To take account of rapidly developing technology, and the growing range of ULEVs on the market, the criteria for the Plug-in Car Grant is also being updated.
From April 2015, eligible ULEVs must meet criteria in one of the following categories depending on emission levels and zero-emission-capable mileage:
Category 1: CO2 emissions of <50g/km and a zero emission range of at least 70 miles; Category 2: CO2 emissions of <50g/km and a zero emission range between 10 and 69 miles; Category 3: CO2 emissions of 50-75g/km and a zero emission range of at least 20 miles.
As announced in April 2014, vehicles in all categories will continue to be eligible for the full grant of up to £5,000, until 50,000 grants are issued or the end of the budget period, whichever occurs first. The new categories will better reflect the range of vehicles on the market and make them accessible to the widest range of people.
The popularity of Ultra-Low Emission Vehicles (ULEVs) continues to rise sharply, with more than 25,000 Plug-in Car Grant and Plug-in Van Grant claims submitted since the scheme began in 2010.
Even the traditionally quiet January sales market saw nearly 2000 claims and total ULEV sales in 2014 were some 4 times the level of the previous year. The UK is now ahead of France and Germany in ULEV take-up, placing this country at the forefront of this green and cheap-to-run car technology.

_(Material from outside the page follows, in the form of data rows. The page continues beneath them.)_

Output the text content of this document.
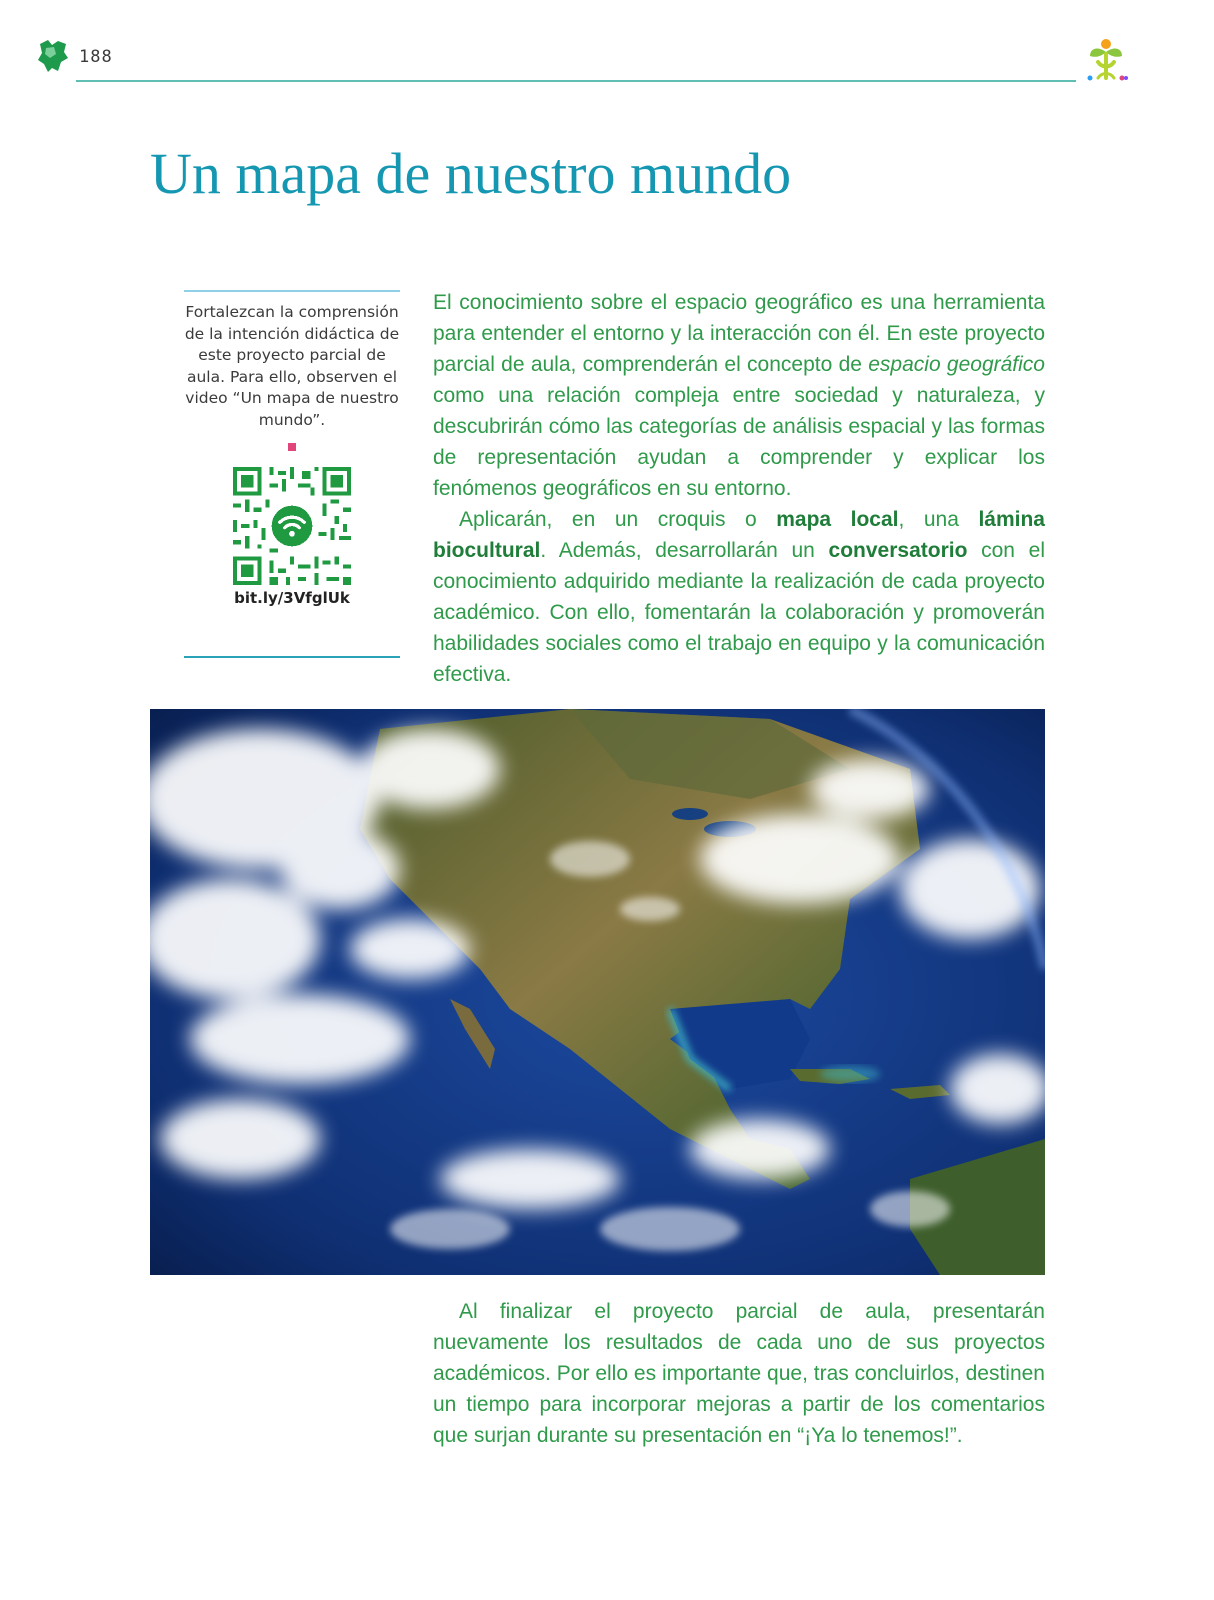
188
Un mapa de nuestro mundo
Fortalezcan la comprensión de la intención didáctica de este proyecto parcial de aula. Para ello, observen el video “Un mapa de nuestro mundo”.
bit.ly/3VfglUk

El conocimiento sobre el espacio geográfico es una herramienta para entender el entorno y la interacción con él. En este proyecto parcial de aula, comprenderán el concepto de espacio geográfico como una relación compleja entre sociedad y naturaleza, y descubrirán cómo las categorías de análisis espacial y las formas de representación ayudan a comprender y explicar los fenómenos geográficos en su entorno.

Aplicarán, en un croquis o mapa local, una lámina biocultural. Además, desarrollarán un conversatorio con el conocimiento adquirido mediante la realización de cada proyecto académico. Con ello, fomentarán la colaboración y promoverán habilidades sociales como el trabajo en equipo y la comunicación efectiva.

Al finalizar el proyecto parcial de aula, presentarán nuevamente los resultados de cada uno de sus proyectos académicos. Por ello es importante que, tras concluirlos, destinen un tiempo para incorporar mejoras a partir de los comentarios que surjan durante su presentación en “¡Ya lo tenemos!”.
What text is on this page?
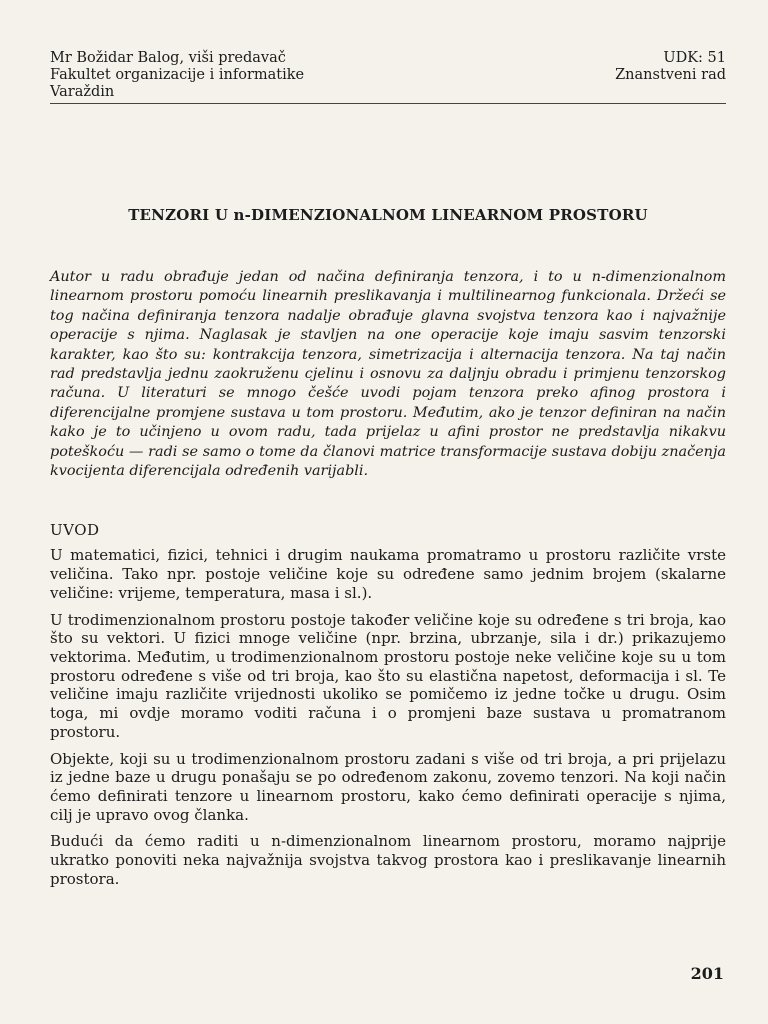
Mr Božidar Balog, viši predavač
Fakultet organizacije i informatike
Varaždin
UDK: 51
Znanstveni rad
TENZORI U n-DIMENZIONALNOM LINEARNOM PROSTORU
Autor u radu obrađuje jedan od načina definiranja tenzora, i to u n-dimenzionalnom linearnom prostoru pomoću linearnih preslikavanja i multilinearnog funkcionala. Držeći se tog načina definiranja tenzora nadalje obrađuje glavna svojstva tenzora kao i najvažnije operacije s njima. Naglasak je stavljen na one operacije koje imaju sasvim tenzorski karakter, kao što su: kontrakcija tenzora, simetrizacija i alternacija tenzora. Na taj način rad predstavlja jednu zaokruženu cjelinu i osnovu za daljnju obradu i primjenu tenzorskog računa. U literaturi se mnogo češće uvodi pojam tenzora preko afinog prostora i diferencijalne promjene sustava u tom prostoru. Međutim, ako je tenzor definiran na način kako je to učinjeno u ovom radu, tada prijelaz u afini prostor ne predstavlja nikakvu poteškoću — radi se samo o tome da članovi matrice transformacije sustava dobiju značenja kvocijenta diferencijala određenih varijabli.
UVOD
U matematici, fizici, tehnici i drugim naukama promatramo u prostoru različite vrste veličina. Tako npr. postoje veličine koje su određene samo jednim brojem (skalarne veličine: vrijeme, temperatura, masa i sl.).
U trodimenzionalnom prostoru postoje također veličine koje su određene s tri broja, kao što su vektori. U fizici mnoge veličine (npr. brzina, ubrzanje, sila i dr.) prikazujemo vektorima. Međutim, u trodimenzionalnom prostoru postoje neke veličine koje su u tom prostoru određene s više od tri broja, kao što su elastična napetost, deformacija i sl. Te veličine imaju različite vrijednosti ukoliko se pomičemo iz jedne točke u drugu. Osim toga, mi ovdje moramo voditi računa i o promjeni baze sustava u promatranom prostoru.
Objekte, koji su u trodimenzionalnom prostoru zadani s više od tri broja, a pri prijelazu iz jedne baze u drugu ponašaju se po određenom zakonu, zovemo tenzori. Na koji način ćemo definirati tenzore u linearnom prostoru, kako ćemo definirati operacije s njima, cilj je upravo ovog članka.
Budući da ćemo raditi u n-dimenzionalnom linearnom prostoru, moramo najprije ukratko ponoviti neka najvažnija svojstva takvog prostora kao i preslikavanje linearnih prostora.
201
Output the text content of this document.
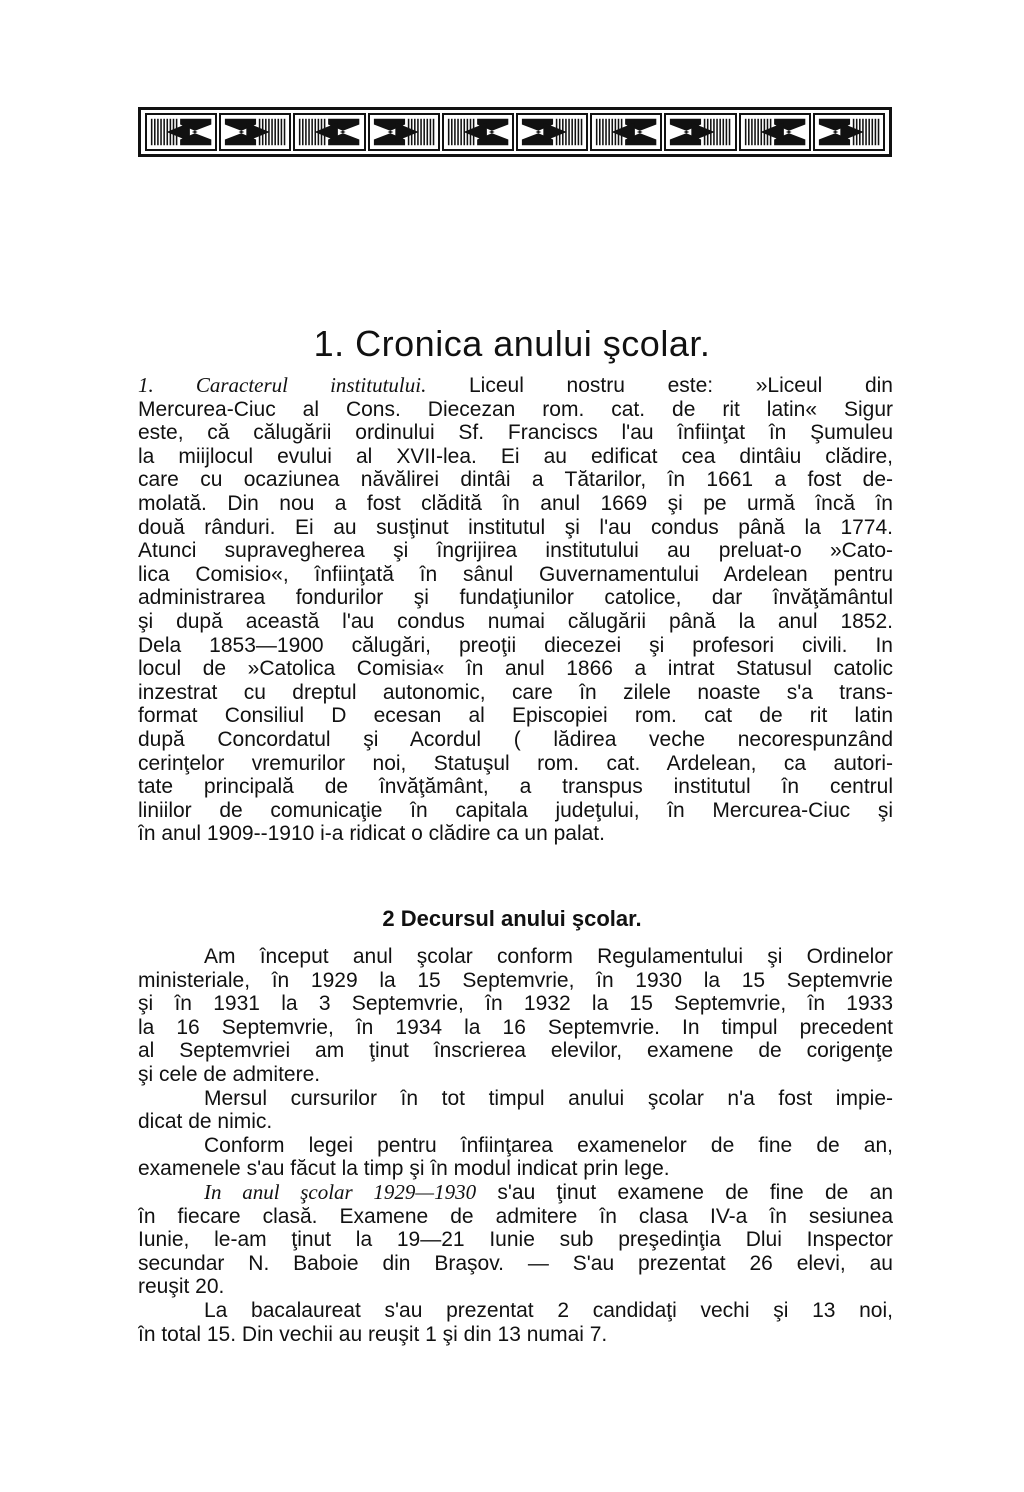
1. Cronica anului şcolar.
1. Caracterul institutului. Liceul nostru este: »Liceul din
Mercurea-Ciuc al Cons. Diecezan rom. cat. de rit latin« Sigur
este, că călugării ordinului Sf. Franciscs l'au înfiinţat în Şumuleu
la miijlocul evului al XVII-lea. Ei au edificat cea dintâiu clădire,
care cu ocaziunea năvălirei dintâi a Tătarilor, în 1661 a fost de-
molată. Din nou a fost clădită în anul 1669 şi pe urmă încă în
două rânduri. Ei au susţinut institutul şi l'au condus până la 1774.
Atunci supravegherea şi îngrijirea institutului au preluat-o »Cato-
lica Comisio«, înfiinţată în sânul Guvernamentului Ardelean pentru
administrarea fondurilor şi fundaţiunilor catolice, dar învăţământul
şi după această l'au condus numai călugării până la anul 1852.
Dela 1853—1900 călugări, preoţii diecezei şi profesori civili. In
locul de »Catolica Comisia« în anul 1866 a intrat Statusul catolic
inzestrat cu dreptul autonomic, care în zilele noaste s'a trans-
format Consiliul D ecesan al Episcopiei rom. cat de rit latin
după Concordatul şi Acordul ( lădirea veche necorespunzând
cerinţelor vremurilor noi, Statuşul rom. cat. Ardelean, ca autori-
tate principală de învăţământ, a transpus institutul în centrul
liniilor de comunicaţie în capitala judeţului, în Mercurea-Ciuc şi
în anul 1909--1910 i-a ridicat o clădire ca un palat.
2 Decursul anului şcolar.
Am început anul şcolar conform Regulamentului şi Ordinelor
ministeriale, în 1929 la 15 Septemvrie, în 1930 la 15 Septemvrie
şi în 1931 la 3 Septemvrie, în 1932 la 15 Septemvrie, în 1933
la 16 Septemvrie, în 1934 la 16 Septemvrie. In timpul precedent
al Septemvriei am ţinut înscrierea elevilor, examene de corigenţe
şi cele de admitere.
Mersul cursurilor în tot timpul anului şcolar n'a fost impie-
dicat de nimic.
Conform legei pentru înfiinţarea examenelor de fine de an,
examenele s'au făcut la timp şi în modul indicat prin lege.
In anul şcolar 1929—1930 s'au ţinut examene de fine de an
în fiecare clasă. Examene de admitere în clasa IV-a în sesiunea
Iunie, le-am ţinut la 19—21 Iunie sub preşedinţia Dlui Inspector
secundar N. Baboie din Braşov. — S'au prezentat 26 elevi, au
reuşit 20.
La bacalaureat s'au prezentat 2 candidaţi vechi şi 13 noi,
în total 15. Din vechii au reuşit 1 şi din 13 numai 7.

The acceleration in popularity is matched by the growing number of ULEV models on the market with some 25 car models and 7 van models eligible for the plug-in grant. A further 40 ULEV models from major manufacturers are expected to come to market over the next 3 years.
With the announcement of the changes, Transport Minister Baroness Kramer said: “More and more people are deciding a ULEV is the right choice for them. They are great to drive, easily chargeable at home or on the street, and cheap to use with running costs from just 2 pence a mile.
“The government’s £500 million investment will help more models become available to suit a wide range of budgets. This thriving industry will support jobs and build a stronger economy.”
In response to the news, Dr Ben Lane of Next Green Car & Zap-Map commented: “The introduction of the three Plug-in Car Grant Categories indicates a significant shift in future policy. The likelihood is that future grants will differentiate between all-electric and plug-in hybrid models with official CO2 emissions of less than 50 g/km, and PHEVs with CO2 of 50-75 g/km.
“Should this turn out to be the case, we would support this change as it will ensure that any future grant system will target the highest-quality electric vehicles with the lowest CO2 emissions and longest EV-only range.”